CAATSA (Countering America’s Adversaries Through Sanctions Act; Türkçesiyle Amerika’nın Hasımlarına Yaptırımlar Yoluyla Karşı Koyma Yasası), Amerika Birleşik Devletleri Kongresi tarafından 2017 yılında kabul edilen ve ABD Başkanı tarafından imzalanarak yürürlüğe giren bir yaptırım yasasıdır.

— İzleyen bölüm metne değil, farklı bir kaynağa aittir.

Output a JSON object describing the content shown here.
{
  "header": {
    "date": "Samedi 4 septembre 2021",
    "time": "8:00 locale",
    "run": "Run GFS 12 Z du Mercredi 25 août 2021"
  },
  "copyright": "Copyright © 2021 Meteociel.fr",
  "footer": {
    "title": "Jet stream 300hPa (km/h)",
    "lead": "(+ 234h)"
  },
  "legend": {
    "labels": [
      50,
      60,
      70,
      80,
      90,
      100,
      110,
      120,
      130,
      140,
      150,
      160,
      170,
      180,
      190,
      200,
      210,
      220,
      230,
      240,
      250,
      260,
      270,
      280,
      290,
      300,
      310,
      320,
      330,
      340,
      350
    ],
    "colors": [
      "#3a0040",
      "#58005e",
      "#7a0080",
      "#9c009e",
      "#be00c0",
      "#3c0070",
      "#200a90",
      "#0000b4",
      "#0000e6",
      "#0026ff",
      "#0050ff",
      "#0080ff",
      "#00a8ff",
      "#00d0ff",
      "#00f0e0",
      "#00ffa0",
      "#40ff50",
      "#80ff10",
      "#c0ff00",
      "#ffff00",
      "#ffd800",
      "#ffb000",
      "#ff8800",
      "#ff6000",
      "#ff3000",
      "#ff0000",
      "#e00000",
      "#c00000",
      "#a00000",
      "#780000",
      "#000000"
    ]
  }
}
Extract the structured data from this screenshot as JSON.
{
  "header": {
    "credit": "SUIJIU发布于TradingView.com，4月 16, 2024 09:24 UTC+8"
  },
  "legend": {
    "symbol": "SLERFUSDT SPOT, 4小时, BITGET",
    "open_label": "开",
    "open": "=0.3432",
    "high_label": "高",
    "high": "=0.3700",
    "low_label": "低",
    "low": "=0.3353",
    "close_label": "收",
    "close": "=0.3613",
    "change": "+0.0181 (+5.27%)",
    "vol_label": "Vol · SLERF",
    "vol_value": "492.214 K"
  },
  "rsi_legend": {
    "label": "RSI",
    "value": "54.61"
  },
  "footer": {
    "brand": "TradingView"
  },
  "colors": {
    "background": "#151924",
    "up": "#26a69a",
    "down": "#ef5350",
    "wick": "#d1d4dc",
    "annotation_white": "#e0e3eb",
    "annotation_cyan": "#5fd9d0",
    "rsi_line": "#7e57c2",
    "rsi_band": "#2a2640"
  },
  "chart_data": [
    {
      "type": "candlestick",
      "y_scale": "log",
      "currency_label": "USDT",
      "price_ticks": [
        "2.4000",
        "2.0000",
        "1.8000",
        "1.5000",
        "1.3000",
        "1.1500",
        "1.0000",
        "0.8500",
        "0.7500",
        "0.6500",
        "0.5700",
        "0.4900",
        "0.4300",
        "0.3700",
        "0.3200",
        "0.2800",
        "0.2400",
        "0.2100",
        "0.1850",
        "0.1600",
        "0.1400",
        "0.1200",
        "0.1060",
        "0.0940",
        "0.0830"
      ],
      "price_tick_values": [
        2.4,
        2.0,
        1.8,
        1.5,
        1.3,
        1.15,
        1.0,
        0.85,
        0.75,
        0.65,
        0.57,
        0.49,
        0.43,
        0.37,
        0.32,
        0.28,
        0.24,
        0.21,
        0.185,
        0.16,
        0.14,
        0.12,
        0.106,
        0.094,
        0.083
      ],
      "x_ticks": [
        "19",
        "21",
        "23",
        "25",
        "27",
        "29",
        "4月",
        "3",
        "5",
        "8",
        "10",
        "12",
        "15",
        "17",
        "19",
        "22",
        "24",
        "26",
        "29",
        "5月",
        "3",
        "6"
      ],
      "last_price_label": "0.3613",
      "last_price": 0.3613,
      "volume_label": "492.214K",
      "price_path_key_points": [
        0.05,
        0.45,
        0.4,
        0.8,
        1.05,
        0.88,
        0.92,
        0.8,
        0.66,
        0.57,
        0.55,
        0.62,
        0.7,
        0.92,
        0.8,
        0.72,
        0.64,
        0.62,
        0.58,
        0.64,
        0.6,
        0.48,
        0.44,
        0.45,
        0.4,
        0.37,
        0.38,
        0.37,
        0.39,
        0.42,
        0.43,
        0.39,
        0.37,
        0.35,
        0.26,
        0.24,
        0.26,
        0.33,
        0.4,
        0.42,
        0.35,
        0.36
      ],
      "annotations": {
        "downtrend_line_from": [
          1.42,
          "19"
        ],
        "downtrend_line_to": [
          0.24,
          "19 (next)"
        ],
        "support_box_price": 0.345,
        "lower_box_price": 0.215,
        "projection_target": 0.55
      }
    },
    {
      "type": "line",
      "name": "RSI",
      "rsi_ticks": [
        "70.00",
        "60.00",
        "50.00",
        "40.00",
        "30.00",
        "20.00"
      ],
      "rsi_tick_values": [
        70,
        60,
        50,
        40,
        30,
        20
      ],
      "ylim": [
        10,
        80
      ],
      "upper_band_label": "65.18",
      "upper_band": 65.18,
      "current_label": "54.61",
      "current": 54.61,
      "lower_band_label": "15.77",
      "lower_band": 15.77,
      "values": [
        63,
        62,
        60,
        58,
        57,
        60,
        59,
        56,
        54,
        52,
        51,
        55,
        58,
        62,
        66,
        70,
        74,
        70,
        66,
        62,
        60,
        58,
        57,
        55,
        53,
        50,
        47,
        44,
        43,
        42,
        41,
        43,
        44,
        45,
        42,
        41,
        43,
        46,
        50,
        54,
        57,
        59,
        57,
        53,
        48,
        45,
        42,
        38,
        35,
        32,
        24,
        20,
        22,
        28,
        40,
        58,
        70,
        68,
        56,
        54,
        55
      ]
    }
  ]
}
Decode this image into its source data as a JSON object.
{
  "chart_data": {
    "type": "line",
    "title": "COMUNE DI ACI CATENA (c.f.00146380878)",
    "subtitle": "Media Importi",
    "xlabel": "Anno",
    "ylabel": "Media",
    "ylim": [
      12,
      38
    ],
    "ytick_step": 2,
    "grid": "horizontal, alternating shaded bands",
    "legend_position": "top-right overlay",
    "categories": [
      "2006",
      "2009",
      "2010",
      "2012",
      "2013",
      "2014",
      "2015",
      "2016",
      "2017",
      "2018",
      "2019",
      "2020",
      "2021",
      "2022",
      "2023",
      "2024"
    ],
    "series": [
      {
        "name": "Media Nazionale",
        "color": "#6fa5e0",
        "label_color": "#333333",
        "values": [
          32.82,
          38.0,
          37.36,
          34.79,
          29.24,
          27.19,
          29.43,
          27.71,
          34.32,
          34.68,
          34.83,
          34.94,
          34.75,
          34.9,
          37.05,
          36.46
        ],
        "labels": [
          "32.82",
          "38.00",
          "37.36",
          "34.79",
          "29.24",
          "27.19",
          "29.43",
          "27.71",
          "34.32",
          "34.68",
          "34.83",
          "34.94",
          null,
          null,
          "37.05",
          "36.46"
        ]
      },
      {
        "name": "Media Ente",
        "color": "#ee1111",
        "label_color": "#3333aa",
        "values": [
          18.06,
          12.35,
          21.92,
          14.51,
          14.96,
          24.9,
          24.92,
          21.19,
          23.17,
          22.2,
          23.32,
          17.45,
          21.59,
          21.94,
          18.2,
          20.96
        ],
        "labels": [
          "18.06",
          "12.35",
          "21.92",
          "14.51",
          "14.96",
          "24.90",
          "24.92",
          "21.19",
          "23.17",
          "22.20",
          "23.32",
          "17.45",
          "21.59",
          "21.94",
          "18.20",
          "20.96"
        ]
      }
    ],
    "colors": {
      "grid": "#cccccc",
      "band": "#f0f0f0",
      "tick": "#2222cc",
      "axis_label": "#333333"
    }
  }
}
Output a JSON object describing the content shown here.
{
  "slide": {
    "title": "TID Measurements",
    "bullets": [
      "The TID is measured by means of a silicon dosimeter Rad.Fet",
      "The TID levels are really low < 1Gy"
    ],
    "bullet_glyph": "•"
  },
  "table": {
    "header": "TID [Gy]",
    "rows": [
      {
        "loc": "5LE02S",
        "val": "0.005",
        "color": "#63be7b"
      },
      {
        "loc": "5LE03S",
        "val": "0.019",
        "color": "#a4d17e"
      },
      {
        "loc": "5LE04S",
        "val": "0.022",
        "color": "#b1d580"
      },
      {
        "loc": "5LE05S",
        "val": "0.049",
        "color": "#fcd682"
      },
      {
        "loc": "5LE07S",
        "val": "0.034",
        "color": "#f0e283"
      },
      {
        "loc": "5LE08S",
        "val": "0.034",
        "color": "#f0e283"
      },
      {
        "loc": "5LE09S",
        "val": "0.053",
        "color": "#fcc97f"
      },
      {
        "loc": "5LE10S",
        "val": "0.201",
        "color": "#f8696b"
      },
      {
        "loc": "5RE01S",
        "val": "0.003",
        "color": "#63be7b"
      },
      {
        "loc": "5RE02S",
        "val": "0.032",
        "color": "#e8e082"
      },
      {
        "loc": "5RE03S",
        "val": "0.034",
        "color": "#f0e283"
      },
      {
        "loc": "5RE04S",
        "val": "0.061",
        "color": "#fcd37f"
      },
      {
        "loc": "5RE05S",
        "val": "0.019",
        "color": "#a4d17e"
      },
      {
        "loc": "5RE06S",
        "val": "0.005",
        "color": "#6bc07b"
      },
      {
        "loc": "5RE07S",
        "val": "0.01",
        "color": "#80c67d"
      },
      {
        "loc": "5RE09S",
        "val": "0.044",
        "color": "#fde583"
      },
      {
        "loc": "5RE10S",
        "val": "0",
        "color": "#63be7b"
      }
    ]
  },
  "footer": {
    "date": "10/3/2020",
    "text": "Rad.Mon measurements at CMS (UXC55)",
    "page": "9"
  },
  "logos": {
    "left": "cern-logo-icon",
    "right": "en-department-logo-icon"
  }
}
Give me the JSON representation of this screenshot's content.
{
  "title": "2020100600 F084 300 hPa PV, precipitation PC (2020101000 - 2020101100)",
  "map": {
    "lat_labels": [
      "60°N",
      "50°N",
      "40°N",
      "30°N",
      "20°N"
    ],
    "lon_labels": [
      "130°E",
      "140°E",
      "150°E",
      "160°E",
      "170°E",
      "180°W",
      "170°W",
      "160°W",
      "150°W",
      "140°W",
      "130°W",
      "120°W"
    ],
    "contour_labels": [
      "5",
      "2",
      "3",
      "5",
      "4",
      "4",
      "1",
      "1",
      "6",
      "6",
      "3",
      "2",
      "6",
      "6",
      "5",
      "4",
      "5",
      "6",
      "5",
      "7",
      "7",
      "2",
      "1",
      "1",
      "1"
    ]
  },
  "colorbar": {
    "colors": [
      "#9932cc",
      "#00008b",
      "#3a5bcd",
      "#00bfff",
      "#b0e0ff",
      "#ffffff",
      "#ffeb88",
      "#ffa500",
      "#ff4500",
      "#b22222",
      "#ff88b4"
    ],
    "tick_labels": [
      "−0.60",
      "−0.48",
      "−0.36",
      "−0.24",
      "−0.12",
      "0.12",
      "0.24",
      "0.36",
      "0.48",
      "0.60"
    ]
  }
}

Yasa, başta Rusya, İran ve Kuzey Kore olmak üzere, ABD’nin “hasım” olarak tanımladığı ülkelerle belirli alanlarda ekonomik, askerî ve teknolojik iş birliği yapan kişi, kurum ve devletlere karşı yaptırım uygulanmasını öngörür. Bu yönüyle CAATSA, yalnızca hedef ülkeleri değil, onlarla ilişki kuran üçüncü tarafları da kapsayan ikincil yaptırım (secondary sanctions) niteliği taşır.
CAATSA, Soğuk Savaş sonrası dönemde ABD’nin geliştirdiği yaptırım rejimlerinin en kapsamlı örneklerinden biridir. Yasanın kabulü, özellikle Rusya’nın Kırım’ı ilhakı, ABD seçimlerine müdahale iddiaları ve Orta Doğu’daki güç dengeleriyle doğrudan bağlantılıdır.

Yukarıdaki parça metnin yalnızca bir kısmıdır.